Um erro de avaliação fez com que Alejandro Toledo -um descendente de índios formado em economia em Harvard (EUA)- adiasse seus planos de chegar à Presidência do Peru.
Toledo avaliou que teria o apoio incondicional dos Estados Unidos na estratégia de ameaçar retirar sua candidatura em protesto contra as fraudes no processo eleitoral.
O suporte dos EUA, acreditava Toledo, levaria o governo peruano a ceder, permitindo que a disputa se desse em condições mais equitativas. A avaliação se mostrou errada em vários pontos.
No segundo turno, Toledo passou boa parte do tempo fora do país buscando apoio externo. Viajou a Washington e a Nova York para se encontrar com dirigentes do FMI (Fundo Monetário Internacional), do Banco Mundial e do BID (Banco Interamericano de Desenvolvimento) e com banqueiros norte-americanos.
Depois foi à Argentina se encontrar com o presidente Fernando de la Rúa, que o apoiava.
Durante esse período deu seguidas declarações de que não disputaria o segundo turno caso não fossem corrigidas as falhas no sistema eleitoral que permitiram a realização de fraudes em favor de Fujimori na primeira etapa do processo.
Embalado pelas manifestações antifraude, que chegaram a reunir 50 mil pessoas no primeiro turno, Toledo também contava com o apoio das massas. Entretanto, no segundo turno, não conseguiu reunir mais que 10 mil pessoas em seus comícios.
A posição de Toledo acabou sendo malvista pelo eleitorado peruano. Pesquisas do instituto Apoyo indicam que o candidato oposicionista perdeu pontos preciosos ao passar uma imagem de insegurança aos eleitores.

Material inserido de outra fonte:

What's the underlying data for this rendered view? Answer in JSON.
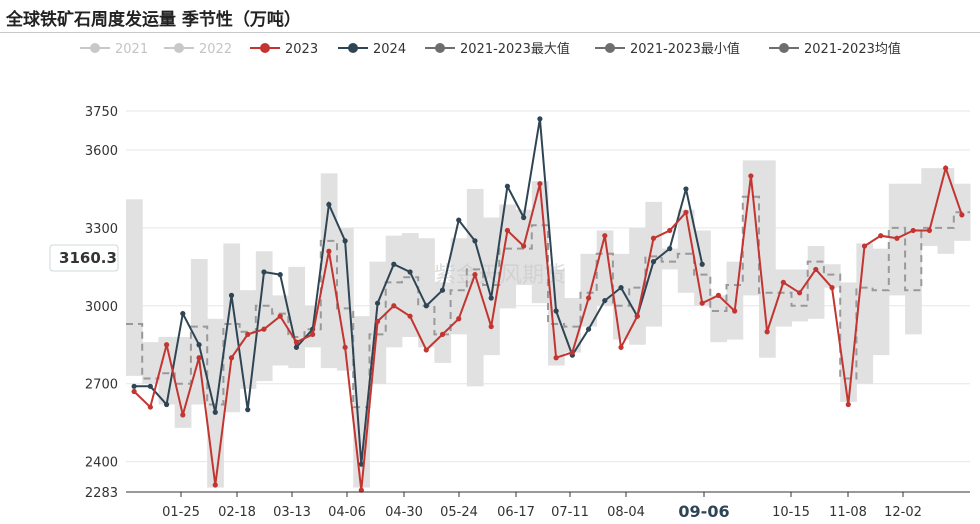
{
  "page_title": "全球铁矿石周度发运量 季节性（万吨）",
  "watermark": "紫金天风期货",
  "axis_pointer": {
    "y_value": "3160.3",
    "x_value": "09-06"
  },
  "colors": {
    "s2021": "#c8c8c8",
    "s2022": "#c8c8c8",
    "s2023": "#c23531",
    "s2024": "#2f4554",
    "band": "#e1e1e1",
    "avg": "#999999",
    "max_min_icon": "#6e6e6e"
  },
  "chart_data": {
    "type": "line",
    "ylim": [
      2283,
      3750
    ],
    "yticks": [
      2283,
      2400,
      2700,
      3000,
      3300,
      3600,
      3750
    ],
    "xticks": [
      "01-25",
      "02-18",
      "03-13",
      "04-06",
      "04-30",
      "05-24",
      "06-17",
      "07-11",
      "08-04",
      "09-06",
      "10-15",
      "11-08",
      "12-02"
    ],
    "legend": [
      {
        "name": "2021",
        "active": false
      },
      {
        "name": "2022",
        "active": false
      },
      {
        "name": "2023",
        "active": true
      },
      {
        "name": "2024",
        "active": true
      },
      {
        "name": "2021-2023最大值",
        "active": true
      },
      {
        "name": "2021-2023最小值",
        "active": true
      },
      {
        "name": "2021-2023均值",
        "active": true
      }
    ],
    "weeks": 52,
    "series": [
      {
        "name": "2023",
        "values": [
          2670,
          2610,
          2850,
          2580,
          2800,
          2310,
          2800,
          2890,
          2910,
          2960,
          2860,
          2890,
          3210,
          2840,
          2290,
          2940,
          3000,
          2960,
          2830,
          2890,
          2950,
          3120,
          2920,
          3290,
          3230,
          3470,
          2800,
          2820,
          3030,
          3270,
          2840,
          2960,
          3260,
          3290,
          3360,
          3010,
          3040,
          2980,
          3500,
          2900,
          3090,
          3050,
          3140,
          3070,
          2620,
          3230,
          3270,
          3260,
          3290,
          3290,
          3530,
          3350
        ]
      },
      {
        "name": "2024",
        "values": [
          2690,
          2690,
          2620,
          2970,
          2850,
          2590,
          3040,
          2600,
          3130,
          3120,
          2840,
          2910,
          3390,
          3250,
          2390,
          3010,
          3160,
          3130,
          3000,
          3060,
          3330,
          3250,
          3030,
          3460,
          3340,
          3720,
          2980,
          2810,
          2910,
          3020,
          3070,
          2960,
          3170,
          3220,
          3450,
          3160
        ]
      },
      {
        "name": "2021-2023最大值",
        "values": [
          3410,
          2860,
          2880,
          2880,
          3180,
          2950,
          3240,
          3060,
          3210,
          3040,
          3150,
          3000,
          3510,
          3300,
          2960,
          3170,
          3270,
          3280,
          3260,
          3090,
          3260,
          3450,
          3340,
          3390,
          3370,
          3480,
          3140,
          3030,
          3200,
          3290,
          3200,
          3300,
          3400,
          3220,
          3370,
          3290,
          3040,
          3170,
          3560,
          3560,
          3140,
          3140,
          3230,
          3160,
          3090,
          3240,
          3220,
          3470,
          3470,
          3530,
          3530,
          3470
        ]
      },
      {
        "name": "2021-2023最小值",
        "values": [
          2730,
          2700,
          2620,
          2530,
          2620,
          2300,
          2590,
          2680,
          2710,
          2770,
          2760,
          2840,
          2760,
          2750,
          2300,
          2700,
          2840,
          2880,
          2840,
          2780,
          2890,
          2690,
          2810,
          2990,
          3080,
          3010,
          2770,
          2820,
          2920,
          3000,
          2870,
          2850,
          2920,
          3140,
          3050,
          3000,
          2860,
          2870,
          3040,
          2800,
          2920,
          2940,
          2950,
          3070,
          2630,
          2700,
          2810,
          3040,
          2890,
          3230,
          3200,
          3250
        ]
      },
      {
        "name": "2021-2023均值",
        "values": [
          2930,
          2720,
          2740,
          2700,
          2920,
          2620,
          2930,
          2900,
          3000,
          2970,
          2880,
          2910,
          3250,
          2990,
          2610,
          2890,
          3090,
          3110,
          3000,
          2890,
          3060,
          3140,
          3080,
          3220,
          3220,
          3310,
          2930,
          2920,
          3050,
          3200,
          3000,
          3070,
          3190,
          3170,
          3200,
          3120,
          2980,
          3080,
          3420,
          3050,
          3050,
          3000,
          3170,
          3120,
          2720,
          3070,
          3060,
          3300,
          3060,
          3300,
          3300,
          3360
        ]
      }
    ]
  }
}
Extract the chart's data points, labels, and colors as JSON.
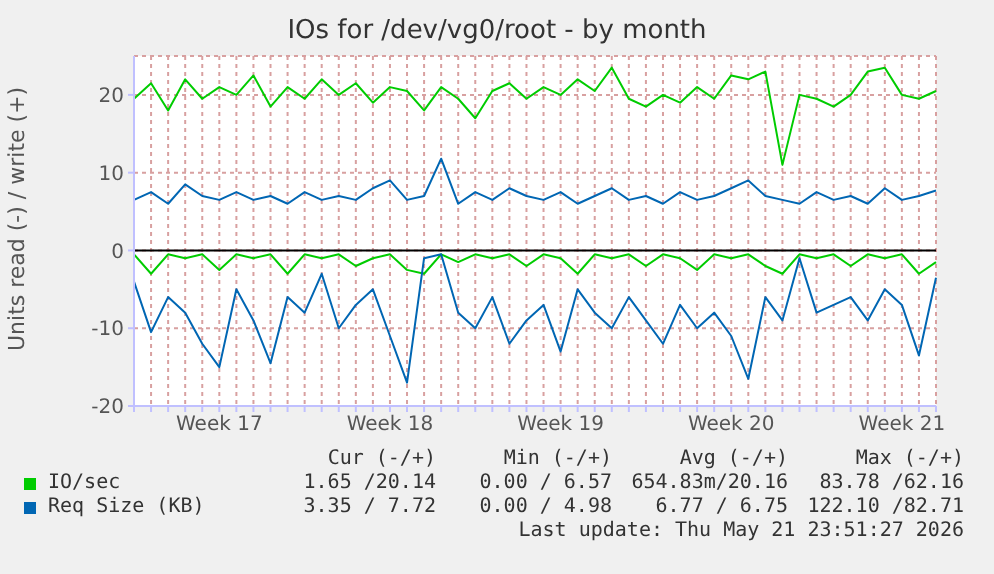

Toledo e Fujimori iniciaram a campanha no segundo turno empatados tecnicamente nas pesquisas de intenção de voto. Depois, o adversário do presidente peruano começou a cair nas pesquisas, até atingir 36% das intenções de voto contra 51% de Fujimori.
O golpe final contra Toledo foi dado pelo presidente dos EUA, Bill Clinton, que, na semana passada, criticou sua decisão de se retirar da disputa caso o segundo turno não fosse adiado.
"Deploramos tanto a decisão unilateral do candidato oposicionista de retirar-se da disputa como a decisão apressada da comissão eleitoral de rejeitar um possível adiamento da data do segundo turno", afirmou o porta-voz do Departamento de Estado norte-americano.
O governo peruano -que controla a Justiça eleitoral- terminou por não ceder às pressões de Toledo e manteve a data do segundo turno.

"Posição dúbia"
"Toledo deixou de enviar uma mensagem clara a seus adeptos ao assumir uma posição dúbia com relação à sua candidatura, pregando a abstenção e o voto nulo no segundo turno. Em quase nenhuma parte do mundo esse tipo de proposta teve êxito", afirmou o analista político peruano Fernando Tuesta.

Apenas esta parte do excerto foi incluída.